Sunday 18 January 2009

Escape from the Pit


Free again!




The trouble with day jobs is they often get in the way of the important stuff, like writing. On the whole I do tend to get off quite lightly, especially for an accountant, where a lunatic fifteen-hour day work ethic is still quite prevalent. Fortunately it has been a long time since I had to succumb to such nonsense, and for this I am grateful. I commute by public transport, and although this keeps me away from home for eleven or twelve hours each day, I get to spend two to three of them reading or listening to podcasts; never knock public transport, I get through thirty books a year this way.

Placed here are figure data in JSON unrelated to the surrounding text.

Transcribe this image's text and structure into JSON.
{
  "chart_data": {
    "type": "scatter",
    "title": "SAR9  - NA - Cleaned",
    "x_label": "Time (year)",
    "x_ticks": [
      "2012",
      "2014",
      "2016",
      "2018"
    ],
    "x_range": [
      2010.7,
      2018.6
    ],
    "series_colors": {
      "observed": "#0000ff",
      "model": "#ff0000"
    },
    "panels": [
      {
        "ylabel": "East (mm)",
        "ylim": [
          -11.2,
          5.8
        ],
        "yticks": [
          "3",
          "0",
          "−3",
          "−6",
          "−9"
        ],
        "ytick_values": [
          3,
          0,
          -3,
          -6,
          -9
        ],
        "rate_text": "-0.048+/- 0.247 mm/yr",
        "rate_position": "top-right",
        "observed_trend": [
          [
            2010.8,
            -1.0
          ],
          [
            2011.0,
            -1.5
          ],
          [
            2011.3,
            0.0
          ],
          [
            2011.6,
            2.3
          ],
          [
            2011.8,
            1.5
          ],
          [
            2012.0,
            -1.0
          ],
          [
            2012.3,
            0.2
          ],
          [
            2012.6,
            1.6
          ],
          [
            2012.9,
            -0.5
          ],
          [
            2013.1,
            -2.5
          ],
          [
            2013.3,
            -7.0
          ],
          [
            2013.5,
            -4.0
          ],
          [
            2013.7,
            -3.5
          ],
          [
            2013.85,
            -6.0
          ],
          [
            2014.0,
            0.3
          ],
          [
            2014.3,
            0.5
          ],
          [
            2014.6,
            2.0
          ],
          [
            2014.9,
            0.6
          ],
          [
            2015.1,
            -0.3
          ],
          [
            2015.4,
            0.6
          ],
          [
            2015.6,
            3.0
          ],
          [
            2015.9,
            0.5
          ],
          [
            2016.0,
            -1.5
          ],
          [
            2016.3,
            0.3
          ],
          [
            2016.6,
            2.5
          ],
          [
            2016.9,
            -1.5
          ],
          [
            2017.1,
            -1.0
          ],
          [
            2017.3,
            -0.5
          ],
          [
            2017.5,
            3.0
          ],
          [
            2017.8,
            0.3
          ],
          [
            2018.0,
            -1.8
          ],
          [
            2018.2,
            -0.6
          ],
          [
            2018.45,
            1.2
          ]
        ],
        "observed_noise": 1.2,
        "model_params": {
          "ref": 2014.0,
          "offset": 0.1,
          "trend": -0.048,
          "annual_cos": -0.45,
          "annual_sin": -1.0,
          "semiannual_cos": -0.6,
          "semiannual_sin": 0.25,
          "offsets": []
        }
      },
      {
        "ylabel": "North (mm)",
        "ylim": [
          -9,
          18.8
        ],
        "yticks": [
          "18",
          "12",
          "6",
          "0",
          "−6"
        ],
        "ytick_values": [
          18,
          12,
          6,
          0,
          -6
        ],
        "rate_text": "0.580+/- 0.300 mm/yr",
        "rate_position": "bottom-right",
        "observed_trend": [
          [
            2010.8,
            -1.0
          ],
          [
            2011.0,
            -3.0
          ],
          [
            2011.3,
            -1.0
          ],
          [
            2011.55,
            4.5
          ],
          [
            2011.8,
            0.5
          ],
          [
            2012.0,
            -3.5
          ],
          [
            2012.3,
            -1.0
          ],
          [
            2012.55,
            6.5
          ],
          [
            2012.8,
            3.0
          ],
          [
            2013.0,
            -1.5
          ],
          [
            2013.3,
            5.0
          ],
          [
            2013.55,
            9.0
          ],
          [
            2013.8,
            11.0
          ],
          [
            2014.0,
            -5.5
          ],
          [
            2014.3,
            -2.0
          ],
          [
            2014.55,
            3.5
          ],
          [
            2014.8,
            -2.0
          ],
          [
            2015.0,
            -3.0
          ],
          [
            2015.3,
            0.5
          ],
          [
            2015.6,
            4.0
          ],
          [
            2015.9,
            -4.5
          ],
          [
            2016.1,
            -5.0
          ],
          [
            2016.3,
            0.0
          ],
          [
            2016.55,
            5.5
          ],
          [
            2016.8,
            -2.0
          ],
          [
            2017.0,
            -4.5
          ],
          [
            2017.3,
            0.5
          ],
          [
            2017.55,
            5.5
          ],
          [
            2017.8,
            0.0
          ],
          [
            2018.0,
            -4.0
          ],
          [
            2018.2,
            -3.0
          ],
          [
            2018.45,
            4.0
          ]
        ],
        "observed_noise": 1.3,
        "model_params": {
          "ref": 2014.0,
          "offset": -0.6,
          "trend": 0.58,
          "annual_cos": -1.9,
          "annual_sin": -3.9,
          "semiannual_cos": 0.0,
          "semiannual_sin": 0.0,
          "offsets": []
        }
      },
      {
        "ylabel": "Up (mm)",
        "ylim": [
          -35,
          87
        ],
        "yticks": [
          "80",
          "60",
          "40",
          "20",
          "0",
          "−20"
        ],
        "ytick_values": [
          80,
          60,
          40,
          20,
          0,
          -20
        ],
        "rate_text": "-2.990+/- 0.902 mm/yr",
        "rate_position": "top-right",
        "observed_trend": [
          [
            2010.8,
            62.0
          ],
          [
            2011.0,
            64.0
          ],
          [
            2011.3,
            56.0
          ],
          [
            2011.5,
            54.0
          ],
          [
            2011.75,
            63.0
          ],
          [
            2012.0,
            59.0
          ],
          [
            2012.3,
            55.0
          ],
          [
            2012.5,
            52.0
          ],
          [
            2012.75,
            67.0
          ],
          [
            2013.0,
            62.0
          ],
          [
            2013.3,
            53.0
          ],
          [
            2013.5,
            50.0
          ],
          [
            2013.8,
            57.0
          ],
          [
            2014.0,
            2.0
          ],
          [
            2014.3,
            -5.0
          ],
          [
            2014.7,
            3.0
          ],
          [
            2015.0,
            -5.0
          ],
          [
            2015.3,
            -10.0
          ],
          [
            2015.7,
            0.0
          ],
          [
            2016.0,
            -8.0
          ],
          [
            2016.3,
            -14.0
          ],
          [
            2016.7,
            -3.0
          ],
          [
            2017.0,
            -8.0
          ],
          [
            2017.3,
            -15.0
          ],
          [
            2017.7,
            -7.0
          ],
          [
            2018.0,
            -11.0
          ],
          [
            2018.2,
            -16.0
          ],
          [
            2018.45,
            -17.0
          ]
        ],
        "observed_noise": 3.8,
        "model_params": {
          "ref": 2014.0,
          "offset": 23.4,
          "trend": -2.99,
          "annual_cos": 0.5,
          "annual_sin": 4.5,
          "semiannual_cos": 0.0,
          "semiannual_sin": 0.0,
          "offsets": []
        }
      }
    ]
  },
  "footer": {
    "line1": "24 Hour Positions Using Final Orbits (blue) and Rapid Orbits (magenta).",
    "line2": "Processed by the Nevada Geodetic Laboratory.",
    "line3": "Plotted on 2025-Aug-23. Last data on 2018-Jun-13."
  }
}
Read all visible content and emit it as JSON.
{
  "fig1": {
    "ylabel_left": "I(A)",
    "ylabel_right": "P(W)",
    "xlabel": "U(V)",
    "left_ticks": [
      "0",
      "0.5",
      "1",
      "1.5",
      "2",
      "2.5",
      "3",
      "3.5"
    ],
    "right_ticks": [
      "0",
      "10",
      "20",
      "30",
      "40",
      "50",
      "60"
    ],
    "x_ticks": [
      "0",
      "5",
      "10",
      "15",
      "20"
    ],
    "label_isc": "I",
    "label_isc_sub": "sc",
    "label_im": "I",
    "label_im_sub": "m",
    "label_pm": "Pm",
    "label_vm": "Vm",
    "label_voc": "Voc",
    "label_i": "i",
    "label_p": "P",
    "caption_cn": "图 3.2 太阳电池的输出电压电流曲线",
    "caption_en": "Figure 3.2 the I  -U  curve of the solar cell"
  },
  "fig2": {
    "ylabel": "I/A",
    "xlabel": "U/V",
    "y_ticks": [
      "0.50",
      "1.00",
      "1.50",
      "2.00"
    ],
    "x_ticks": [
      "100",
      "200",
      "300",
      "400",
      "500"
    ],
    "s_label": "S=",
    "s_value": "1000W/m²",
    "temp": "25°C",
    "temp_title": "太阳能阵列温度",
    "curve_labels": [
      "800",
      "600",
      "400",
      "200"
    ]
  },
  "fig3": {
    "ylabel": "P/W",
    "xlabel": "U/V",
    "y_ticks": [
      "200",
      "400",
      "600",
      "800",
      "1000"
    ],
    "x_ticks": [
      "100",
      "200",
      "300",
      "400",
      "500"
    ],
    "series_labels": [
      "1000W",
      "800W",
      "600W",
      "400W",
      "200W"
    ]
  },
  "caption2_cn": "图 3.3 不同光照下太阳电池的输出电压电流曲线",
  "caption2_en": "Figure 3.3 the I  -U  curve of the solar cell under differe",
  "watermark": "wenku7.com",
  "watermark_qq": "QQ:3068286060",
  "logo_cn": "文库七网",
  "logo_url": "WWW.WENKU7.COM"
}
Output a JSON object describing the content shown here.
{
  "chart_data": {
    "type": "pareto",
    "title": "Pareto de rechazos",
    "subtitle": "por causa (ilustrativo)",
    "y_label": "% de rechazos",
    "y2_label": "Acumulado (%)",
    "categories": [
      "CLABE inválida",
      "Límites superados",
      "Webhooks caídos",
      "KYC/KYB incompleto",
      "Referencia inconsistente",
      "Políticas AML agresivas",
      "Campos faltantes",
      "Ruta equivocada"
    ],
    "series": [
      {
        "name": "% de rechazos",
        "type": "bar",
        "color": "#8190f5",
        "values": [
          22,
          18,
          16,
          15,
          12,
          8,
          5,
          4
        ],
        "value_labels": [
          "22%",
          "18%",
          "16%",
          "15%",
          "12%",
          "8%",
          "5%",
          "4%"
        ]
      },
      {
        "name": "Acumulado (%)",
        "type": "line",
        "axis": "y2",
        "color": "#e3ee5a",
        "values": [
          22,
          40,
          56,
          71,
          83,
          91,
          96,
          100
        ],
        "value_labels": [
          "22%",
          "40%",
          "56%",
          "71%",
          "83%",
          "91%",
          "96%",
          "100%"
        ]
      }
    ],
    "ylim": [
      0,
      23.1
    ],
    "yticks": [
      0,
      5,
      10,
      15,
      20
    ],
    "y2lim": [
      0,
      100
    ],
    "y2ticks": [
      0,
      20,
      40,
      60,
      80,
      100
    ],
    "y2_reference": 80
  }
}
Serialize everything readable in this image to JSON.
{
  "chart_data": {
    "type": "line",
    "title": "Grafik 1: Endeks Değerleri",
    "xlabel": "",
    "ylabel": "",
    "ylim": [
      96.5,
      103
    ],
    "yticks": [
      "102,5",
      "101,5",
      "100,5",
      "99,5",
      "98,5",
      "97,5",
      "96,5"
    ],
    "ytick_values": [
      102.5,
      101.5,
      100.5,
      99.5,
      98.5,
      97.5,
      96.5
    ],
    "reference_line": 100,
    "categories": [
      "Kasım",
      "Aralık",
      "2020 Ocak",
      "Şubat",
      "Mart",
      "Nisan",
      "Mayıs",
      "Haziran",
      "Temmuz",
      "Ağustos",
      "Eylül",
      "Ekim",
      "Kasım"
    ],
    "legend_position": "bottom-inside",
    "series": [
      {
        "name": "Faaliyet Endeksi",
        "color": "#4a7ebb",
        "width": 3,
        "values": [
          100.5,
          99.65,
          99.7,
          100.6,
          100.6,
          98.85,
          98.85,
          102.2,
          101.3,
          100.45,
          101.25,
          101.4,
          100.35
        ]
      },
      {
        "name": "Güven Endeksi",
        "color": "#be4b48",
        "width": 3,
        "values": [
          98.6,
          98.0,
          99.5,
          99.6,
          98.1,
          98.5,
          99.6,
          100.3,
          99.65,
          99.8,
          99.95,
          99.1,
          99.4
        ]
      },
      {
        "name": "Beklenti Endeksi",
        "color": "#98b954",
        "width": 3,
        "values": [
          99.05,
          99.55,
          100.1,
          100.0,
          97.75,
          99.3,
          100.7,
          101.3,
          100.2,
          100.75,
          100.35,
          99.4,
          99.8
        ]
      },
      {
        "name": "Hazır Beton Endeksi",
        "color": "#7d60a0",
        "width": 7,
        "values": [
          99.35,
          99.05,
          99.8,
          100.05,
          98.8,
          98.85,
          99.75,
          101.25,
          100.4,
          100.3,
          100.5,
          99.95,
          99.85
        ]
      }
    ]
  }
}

But the accountancy world likes to drop one little irritant onto the calendar every twelve months: year-end. This is the time when statutory accounts must be prepared. My year-end is 31st December, so at least I get Christmas.

The photo is of frozen trees in Delemere Forest on
New Year's day, my last day of freedom.

But on 2nd January it’s back to work for a run of two or three seven-day weeks, when daylight and the sight of clouds scudding across the sky becomes but a memory. Each evening I return home in the guise of a zombie, and, although I still manage to write a little, most of it will be edited out of existence during the following weeks of post-accountancy rehab.

But it’s over. I have emerged. My first free weekend. It was wonderful. Sarah and I have done museums, pizzas, gardens... and today we went to Ness, for a lecture about bugs and slugs and their sex lives. (Never let it be said that I don’t know how to give a girl a good time.)

And I’ve worked through a long list of tasks that have been on hold for a while: I’ve booked Wirral Writers a table at next month’s Write Minds event in Ruthin (28th Feb); I’ve booked accommodation for our annual pilgrimage to the Hay Festival in May (accommodation is such a classy word, don’t you think? I'm referring to a 18x6 patch of grass in a field. But it’s a very nice field, and it's one in which we’ve wanted to park our caravan for a number of years.)

This is Hay 2007. I don't have photos of 2008, my camera isn't the underwater type.



And I’ve been booked to play sax/clarinet in two shows in March and April. And I've booked a caravan site for a weekend in London...

Now just look at that, a clear desk.
Sleeves rolled up. Cup of tea. Time to push on with the novel.